Alterations in environmental factors may contribute to endometrial cancer


Endometrial cancer is the most common gynecological malignancy in the United States and the fourth most common cancer in women.

Additionally, endometrial cancer incidence rates are on the rise in the Western world, suggesting that changes in environmental factors such as diet, lifestyle, and the vaginal microbiome may be important factors. of his cause.

In a study published in Scientific reports Mayo Clinic researchers have identified a microbiome signature associated with endometrial cancer, which is in part favored by postmenopause.

The aim of the study was to understand how endometrial cancer risk factors alter the reproductive tract microbiome and endometrial cancer risk.

If the microbiome plays a role in endometrial cancer, beyond being a marker, this could have important implications for endometrial cancer prevention.”

Marina Walther-Antonio, Ph.D., lead author of the Mayo Clinic study

According to Dr. Walther-Antonio, the established role of the vaginal microbiome as a key factor in vaginal and obstetric health, as well as the vaginal microbiome differences found between different ethnicities, add to the importance of exploring the microbiome in cancer. of the endometrium.

The research team previously found microbiome differences between patients with and without endometrial cancer in a uterine microbiome study published in 2017 that led to the development of a vaginal swab screening methodology used for the endometrial cancer.
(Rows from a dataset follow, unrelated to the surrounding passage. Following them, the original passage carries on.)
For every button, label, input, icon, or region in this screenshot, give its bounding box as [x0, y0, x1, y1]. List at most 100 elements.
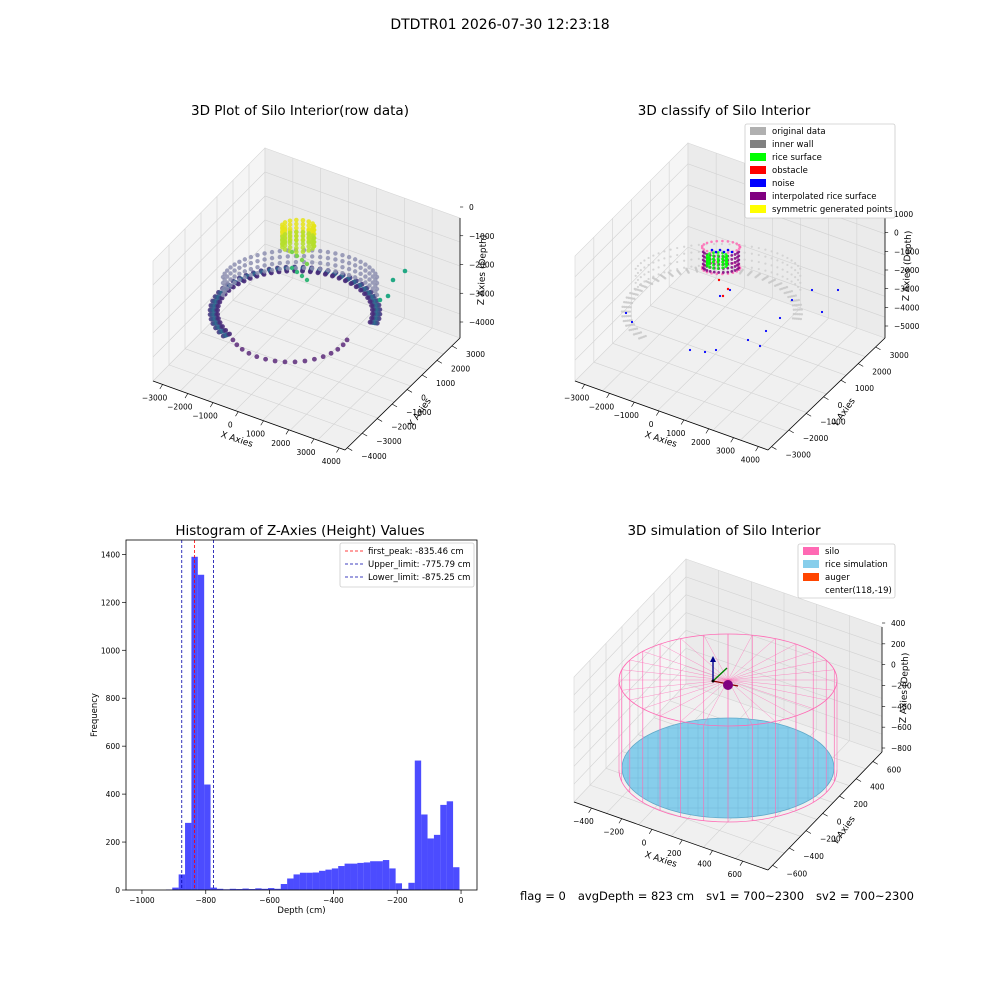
p1-wall-point: [216, 316, 221, 321]
p2-original-point: [697, 264, 700, 267]
p2-original-point: [629, 314, 632, 318]
p2-noise-point: [836, 288, 840, 292]
p2-legend-frame: [744, 123, 896, 219]
y-axis-line: [767, 337, 886, 451]
y-axis-line: [344, 337, 461, 451]
p2-ring-point: [715, 272, 719, 276]
p2-original-point: [794, 269, 797, 272]
p1-upper-wall-point: [310, 266, 315, 271]
hist-bar: [357, 862, 364, 890]
p2-original-point: [628, 328, 631, 332]
p2-x-tick: [631, 402, 635, 407]
p4-silo-spoke: [727, 638, 776, 681]
p2-original-point: [640, 289, 643, 293]
p2-y-tick: [788, 429, 794, 434]
p2-original-point: [750, 259, 753, 262]
p1-upper-wall-point: [232, 268, 237, 273]
panel1-title: 3D Plot of Silo Interior(row data): [191, 103, 409, 119]
p2-original-point: [764, 255, 767, 258]
p1-upper-wall-point: [269, 261, 275, 267]
p1-upper-wall-point: [269, 255, 275, 261]
p2-original-point: [632, 292, 636, 296]
hist-bar: [427, 838, 434, 890]
p1-top-point: [306, 235, 312, 240]
p2-original-point: [791, 304, 795, 307]
p2-interpolated-point: [733, 265, 737, 268]
p2-original-point: [621, 315, 624, 318]
p1-wall-point: [365, 295, 370, 301]
p1-wall-point: [315, 270, 321, 276]
p2-original-point: [728, 264, 731, 267]
p1-upper-wall-point: [228, 283, 233, 288]
p2-legend-swatch: [750, 153, 766, 161]
p1-upper-wall-point: [228, 265, 233, 270]
p2-original-point: [743, 251, 746, 254]
p1-top-point: [306, 231, 312, 236]
p1-floor-point: [246, 350, 252, 356]
hist-bar: [236, 889, 243, 890]
p2-original-point: [743, 258, 746, 261]
panel2-title: 3D classify of Silo Interior: [637, 103, 811, 119]
p4-y-tick-label: −400: [803, 852, 824, 861]
p2-original-point: [643, 259, 646, 262]
p2-x-tick-label: 1000: [666, 429, 685, 438]
p2-noise-point: [624, 311, 628, 315]
p4-silo-spoke: [629, 679, 729, 701]
p2-original-point: [639, 269, 642, 272]
p2-interpolated-point: [717, 271, 721, 274]
p2-original-point: [652, 254, 655, 257]
p2-original-point: [770, 264, 773, 267]
p2-rice-surface-point: [712, 254, 715, 258]
p1-top-point: [287, 244, 293, 250]
p4-axis-arrowhead-z: [710, 656, 716, 662]
p2-noise-point: [790, 298, 794, 302]
p2-original-point: [799, 267, 802, 270]
p1-top-point: [294, 245, 299, 251]
p1-top-point: [300, 225, 306, 231]
p2-x-tick: [705, 428, 709, 434]
p4-z-tick-label: 400: [891, 619, 906, 628]
p4-silo-spoke: [703, 635, 729, 681]
p2-noise-point: [722, 250, 726, 254]
p2-original-point: [783, 291, 786, 295]
p2-original-point: [750, 266, 753, 269]
grid-line: [574, 205, 886, 319]
p2-original-point: [633, 327, 637, 331]
p1-floor-point: [239, 346, 245, 352]
panel3-plot: −1000 −800 −600 −400 −200 0 0 200 400 600 800 1000 1…: [90, 539, 478, 916]
p1-z-tick-label: −1000: [469, 232, 495, 241]
p1-upper-wall-point: [255, 264, 260, 270]
p1-upper-wall-point: [269, 249, 275, 255]
p1-x-tick-label: −3000: [142, 393, 168, 402]
p2-original-point: [639, 262, 642, 265]
p1-wall-point: [342, 278, 348, 284]
p1-upper-wall-point: [352, 263, 358, 268]
p1-floor-point: [230, 337, 236, 343]
p2-original-point: [639, 276, 642, 279]
p2-original-point: [631, 297, 634, 300]
p1-top-point: [287, 234, 293, 240]
p1-top-point: [306, 239, 312, 244]
status-sv1: sv1 = 700~2300: [706, 889, 805, 903]
p2-original-point: [743, 244, 746, 247]
p2-noise-point: [714, 250, 718, 254]
p1-x-tick: [310, 438, 315, 444]
p2-original-point: [644, 334, 647, 338]
p2-original-point: [657, 279, 660, 283]
grid-line: [152, 243, 461, 358]
p2-original-point: [636, 293, 639, 296]
p1-fall-point: [294, 253, 300, 259]
p2-original-point: [676, 267, 679, 271]
p1-x-tick-label: −1000: [192, 412, 218, 421]
p4-silo-spoke: [629, 659, 729, 681]
p2-legend-label: noise: [772, 179, 795, 189]
p1-upper-wall-point: [370, 268, 376, 273]
p1-top-point: [287, 218, 293, 224]
p2-original-point: [657, 266, 660, 269]
p2-original-point: [697, 250, 700, 253]
grid-line: [573, 594, 883, 713]
p1-upper-wall-point: [346, 260, 352, 266]
p1-top-point: [306, 227, 312, 232]
p4-z-tick-label: 0: [891, 661, 896, 670]
p2-original-point: [794, 312, 798, 316]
“The new study has given us the knowledge and application to further develop this endometrial cancer screening tool,” says Dr. Walther-Antonio.

Dr. Walther-Antonio and researchers are currently studying the role of the microbiome in endometrial cancer and potentially how to prevent the actions of harmful bacteria to the host.

Overall, the team checked the main known risk factors for endometrial cancer (postmenopausal status and obesity) and identified high vaginal pH as an additional factor associated with endometrial cancer patients. the endometrium.

“We have determined that all of these factors impact the microbiome of the reproductive tract, identified postmenopause as a key factor, and plan to discuss potential translational applications of this knowledge, which could provide novel approaches to remedy to current health disparities in endometrial cancer,” says Dr. Walther-Antonio.